© INTERNELa polémique autour de l’organisation d’un débat télévisé le 28 février prochain entre Philippe Seguin et Bertrand Delanoë sur Canal+ vient de connaître un nouveau rebondissement. Jugeant en référé, le Conseil d’Etat a décidé de rejeter samedi la demande du maire de Paris de faire "injonction au CSA d'enjoindre à Canal+, au besoin sous astreinte ou sanction pécuniaire, soit d'élargir le débat télévisé projeté à l'ensemble des têtes de liste représentées dans tous les arrondissements de Paris, soit de renoncer à tout débat".
Le CSA doit veiller à un traitement équitable
Les difficultés dans cette affaire "sont accrues par le fait que M. Tiberi, s'il n'a pas reçu une investiture analogue à celle de MM. Delanoë et Séguin, est le maire de Paris sortant, candidat à sa succession". |
"Il incombe au CSA, souligne le Conseil d'Etat, de contribuer dans le respect de ses pouvoirs à ce qu'il en soit ainsi". Le Conseil d'Etat souligne également qu'il reviendra notamment au CSA "de rechercher si la proposition de Canal+ consistant à proposer à M. Tiberi de s'exprimer pendant 15 minutes avec un journaliste assure un traitement équitable ou si un tel entretien ne doit pas être prévu pour une durée supérieure".

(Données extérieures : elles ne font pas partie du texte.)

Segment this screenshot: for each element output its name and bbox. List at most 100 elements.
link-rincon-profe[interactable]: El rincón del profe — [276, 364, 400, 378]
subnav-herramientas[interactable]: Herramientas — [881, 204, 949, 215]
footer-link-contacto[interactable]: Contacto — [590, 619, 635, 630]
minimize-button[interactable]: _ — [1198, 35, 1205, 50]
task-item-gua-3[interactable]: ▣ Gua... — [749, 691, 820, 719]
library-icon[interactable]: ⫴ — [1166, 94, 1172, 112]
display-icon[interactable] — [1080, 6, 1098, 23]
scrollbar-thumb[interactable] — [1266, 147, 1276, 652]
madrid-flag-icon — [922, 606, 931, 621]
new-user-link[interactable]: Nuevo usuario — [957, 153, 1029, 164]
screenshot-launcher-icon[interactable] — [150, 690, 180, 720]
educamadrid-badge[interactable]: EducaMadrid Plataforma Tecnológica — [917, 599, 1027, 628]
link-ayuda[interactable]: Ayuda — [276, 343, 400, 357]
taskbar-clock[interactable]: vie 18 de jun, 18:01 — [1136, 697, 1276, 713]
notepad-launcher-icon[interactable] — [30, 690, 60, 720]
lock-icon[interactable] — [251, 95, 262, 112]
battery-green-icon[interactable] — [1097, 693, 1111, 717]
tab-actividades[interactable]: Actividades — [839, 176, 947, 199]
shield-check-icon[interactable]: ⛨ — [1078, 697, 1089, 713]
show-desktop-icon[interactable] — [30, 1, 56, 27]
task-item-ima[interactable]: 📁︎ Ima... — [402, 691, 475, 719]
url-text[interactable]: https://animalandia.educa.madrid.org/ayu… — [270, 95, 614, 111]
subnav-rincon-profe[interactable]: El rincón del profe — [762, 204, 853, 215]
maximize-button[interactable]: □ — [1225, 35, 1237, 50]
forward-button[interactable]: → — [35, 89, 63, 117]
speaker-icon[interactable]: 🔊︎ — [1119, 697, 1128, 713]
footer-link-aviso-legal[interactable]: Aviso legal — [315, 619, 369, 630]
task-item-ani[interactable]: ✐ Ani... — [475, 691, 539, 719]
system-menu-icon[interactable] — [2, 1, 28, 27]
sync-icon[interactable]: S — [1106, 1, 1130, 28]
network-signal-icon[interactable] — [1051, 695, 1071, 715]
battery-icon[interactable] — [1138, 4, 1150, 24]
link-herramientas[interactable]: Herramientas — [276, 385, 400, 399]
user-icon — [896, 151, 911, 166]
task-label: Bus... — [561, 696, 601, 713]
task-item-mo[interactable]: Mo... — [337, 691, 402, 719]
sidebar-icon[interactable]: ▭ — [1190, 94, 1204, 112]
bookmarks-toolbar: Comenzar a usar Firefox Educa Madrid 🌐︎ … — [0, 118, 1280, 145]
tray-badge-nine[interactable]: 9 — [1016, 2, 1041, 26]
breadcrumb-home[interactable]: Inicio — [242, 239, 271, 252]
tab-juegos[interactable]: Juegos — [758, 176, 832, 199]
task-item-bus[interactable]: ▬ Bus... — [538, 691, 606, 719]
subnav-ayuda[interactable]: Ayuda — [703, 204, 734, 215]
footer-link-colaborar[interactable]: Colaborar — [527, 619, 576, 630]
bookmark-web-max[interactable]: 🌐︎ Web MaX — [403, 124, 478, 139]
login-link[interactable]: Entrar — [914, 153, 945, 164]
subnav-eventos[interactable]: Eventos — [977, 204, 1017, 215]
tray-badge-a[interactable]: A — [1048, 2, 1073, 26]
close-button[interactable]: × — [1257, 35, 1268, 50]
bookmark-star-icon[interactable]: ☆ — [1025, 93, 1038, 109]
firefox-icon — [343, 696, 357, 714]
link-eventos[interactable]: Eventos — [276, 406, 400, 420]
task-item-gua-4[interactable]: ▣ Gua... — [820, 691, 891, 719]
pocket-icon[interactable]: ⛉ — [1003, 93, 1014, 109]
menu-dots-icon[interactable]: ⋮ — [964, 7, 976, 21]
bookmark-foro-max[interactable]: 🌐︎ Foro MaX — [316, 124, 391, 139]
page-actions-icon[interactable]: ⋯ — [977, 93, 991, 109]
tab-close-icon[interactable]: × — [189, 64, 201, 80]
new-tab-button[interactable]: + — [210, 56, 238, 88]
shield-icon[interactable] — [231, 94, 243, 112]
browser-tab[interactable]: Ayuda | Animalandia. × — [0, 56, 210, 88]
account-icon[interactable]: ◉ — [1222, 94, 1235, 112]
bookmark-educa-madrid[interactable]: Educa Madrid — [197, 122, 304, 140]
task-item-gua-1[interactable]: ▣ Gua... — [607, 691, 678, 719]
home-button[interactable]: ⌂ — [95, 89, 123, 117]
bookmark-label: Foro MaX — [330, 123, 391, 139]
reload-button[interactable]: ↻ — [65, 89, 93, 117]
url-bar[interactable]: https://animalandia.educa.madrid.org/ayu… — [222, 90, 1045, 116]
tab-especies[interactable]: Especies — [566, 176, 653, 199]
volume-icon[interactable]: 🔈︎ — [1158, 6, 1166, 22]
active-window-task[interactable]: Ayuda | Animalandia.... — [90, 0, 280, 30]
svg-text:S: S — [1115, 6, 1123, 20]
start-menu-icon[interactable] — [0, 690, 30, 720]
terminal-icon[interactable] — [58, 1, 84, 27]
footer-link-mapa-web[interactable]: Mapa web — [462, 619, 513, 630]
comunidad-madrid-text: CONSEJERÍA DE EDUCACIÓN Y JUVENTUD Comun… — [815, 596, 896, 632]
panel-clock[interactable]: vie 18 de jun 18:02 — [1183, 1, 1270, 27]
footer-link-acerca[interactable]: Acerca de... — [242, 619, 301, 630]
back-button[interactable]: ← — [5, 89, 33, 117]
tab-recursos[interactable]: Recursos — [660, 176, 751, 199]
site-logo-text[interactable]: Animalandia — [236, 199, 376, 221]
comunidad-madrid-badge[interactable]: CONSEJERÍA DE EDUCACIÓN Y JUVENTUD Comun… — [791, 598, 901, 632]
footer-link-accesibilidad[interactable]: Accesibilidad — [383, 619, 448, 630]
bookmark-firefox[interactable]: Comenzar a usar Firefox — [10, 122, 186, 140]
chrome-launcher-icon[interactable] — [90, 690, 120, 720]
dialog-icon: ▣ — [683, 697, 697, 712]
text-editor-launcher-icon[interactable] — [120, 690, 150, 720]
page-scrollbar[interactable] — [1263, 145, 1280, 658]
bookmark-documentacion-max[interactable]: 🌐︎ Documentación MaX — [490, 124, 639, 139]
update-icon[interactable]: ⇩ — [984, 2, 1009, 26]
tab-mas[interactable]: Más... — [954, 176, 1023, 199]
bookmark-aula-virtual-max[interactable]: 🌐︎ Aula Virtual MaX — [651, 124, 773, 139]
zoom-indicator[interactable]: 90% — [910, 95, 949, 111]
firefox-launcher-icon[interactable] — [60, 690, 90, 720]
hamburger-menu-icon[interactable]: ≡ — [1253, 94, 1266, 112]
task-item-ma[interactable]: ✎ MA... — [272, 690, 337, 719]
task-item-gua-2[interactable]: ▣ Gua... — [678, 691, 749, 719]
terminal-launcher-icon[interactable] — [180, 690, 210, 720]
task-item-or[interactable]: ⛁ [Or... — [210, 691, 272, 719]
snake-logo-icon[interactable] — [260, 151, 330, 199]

De son côté, l'avocat de Jean Tiberi a proposé samedi : soit aucun débat avant le premier tour, soit un débat à quatre. Si le duel est maintenu, il demande un tirage au sort des deux participants, "sinon cela fausse les règles de la démocratie".
Le CSA, également représenté, avait posé lors de l'audience, pour "premier principe la liberté de communication et son corollaire la liberté du choix éditorial" des chaînes. Le CSA "intervient a posteriori quand il constate un déséquilibre avéré ".